Ascensor
El ascensor de mi casa tiene un espejo.
A veces, al mirarte, algo que todos hacemos siempre, uno se ve con gesto de superviviente, de pistolero al que le asustan los disparos o de curandero falso. Una mañana de niebla me dijo un vecino que al mirarse vio a un hámster. Le pregunté si estaba deprimido. Me dijo que no y le hablé de Franz Kafka.
Una temporada, al comienzo de la pandemia, decidí no entrar en el ascensor. Él lo interpretó como un desafecto y alguna noche subía hasta mi planta sin que nadie pulsara su botón. Era un intento de acercarse a mí desde lo sentimental. Yo le digo cosas en voz alta para que me escuche. También le pregunto, sobre todo por las tardes, cómo le va, si ha tenido muchos viajes o si lo han sometido a un sobreesfuerzo cuando lo cargan con sacos de yeso para un piso que está en obras.
El ascensor ha visto llorar, ha llevado a una pandilla que sobrepasaba el peso permitido, ha conocido el regreso del hijo pródigo o cómo colocan a un vecino los camilleros de la ambulancia. Sabe también quién vuelve a casa tras tomarse dos whiskys.

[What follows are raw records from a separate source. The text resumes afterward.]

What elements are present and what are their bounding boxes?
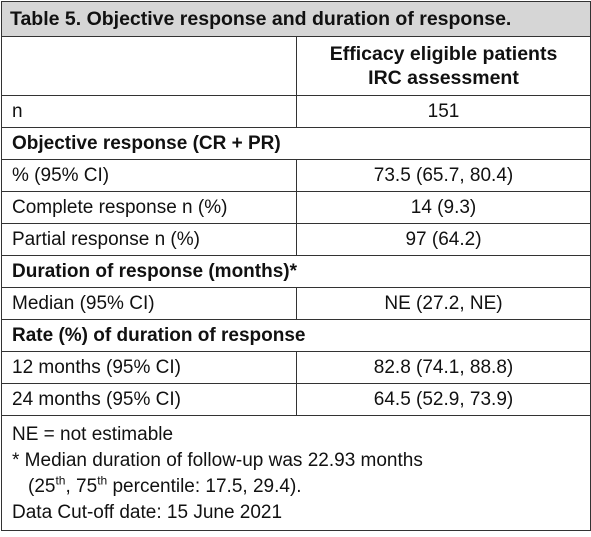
footnote-text: (25 [28,476,56,497]
header-row: Efficacy eligible patients IRC assessmen… [1,36,591,96]
column-header: Efficacy eligible patients IRC assessmen… [295,36,591,96]
row-label: 12 months (95% CI) [1,351,297,384]
row-label: 24 months (95% CI) [1,383,297,416]
row-value: 151 [295,95,591,128]
footnote: * Median duration of follow-up was 22.93… [12,450,423,471]
row-value: 64.5 (52.9, 73.9) [295,383,591,416]
superscript: th [55,473,66,488]
header-empty [1,36,297,96]
table-title: Table 5. Objective response and duration… [0,1,591,37]
row-label: Median (95% CI) [1,287,297,320]
row-label: n [1,95,297,128]
footnote: (25th, 75th percentile: 17.5, 29.4). [12,474,580,500]
table-row: 12 months (95% CI) 82.8 (74.1, 88.8) [1,351,591,384]
row-label: % (95% CI) [1,159,297,192]
table-row: 24 months (95% CI) 64.5 (52.9, 73.9) [1,383,591,416]
section-label: Objective response (CR + PR) [0,127,591,160]
superscript: th [97,473,108,488]
section-label: Duration of response (months)* [0,255,591,288]
row-label: Complete response n (%) [1,191,297,224]
table-row: Complete response n (%) 14 (9.3) [1,191,591,224]
row-value: 97 (64.2) [295,223,591,256]
row-value: NE (27.2, NE) [295,287,591,320]
table-row: % (95% CI) 73.5 (65.7, 80.4) [1,159,591,192]
footnotes: NE = not estimable * Median duration of f… [0,415,591,531]
section-label: Rate (%) of duration of response [0,319,591,352]
footnote-row: NE = not estimable * Median duration of f… [0,415,591,531]
table-row: Objective response (CR + PR) [0,127,591,160]
table-row: Median (95% CI) NE (27.2, NE) [1,287,591,320]
row-value: 82.8 (74.1, 88.8) [295,351,591,384]
footnote: NE = not estimable [12,424,174,445]
table-row: n 151 [1,95,591,128]
table-row: Duration of response (months)* [0,255,591,288]
title-row: Table 5. Objective response and duration… [0,1,591,37]
footnote: Data Cut-off date: 15 June 2021 [12,502,283,523]
table-row: Partial response n (%) 97 (64.2) [1,223,591,256]
table-row: Rate (%) of duration of response [0,319,591,352]
header-line: IRC assessment [368,67,519,89]
row-value: 14 (9.3) [295,191,591,224]
header-line: Efficacy eligible patients [329,43,558,65]
footnote-text: percentile: 17.5, 29.4). [107,476,302,497]
footnote-text: , 75 [65,476,98,497]
row-label: Partial response n (%) [1,223,297,256]
row-value: 73.5 (65.7, 80.4) [295,159,591,192]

Un día, en el interior de la puerta, le pusieron una pegatina con esta definición: “Bello es lo que el tiempo no hace vulgar”. Es algo que escribió Juan Ramón Jiménez y yo me quedé mudo, nunca supe quién la había puesto. Cuando se va la luz, el ascensor se desconcierta y lo imagino como un perro asustado; pero se recupera pronto, lo sé, al ver cómo las chicas se pintan los labios en su espejo, qué cosas.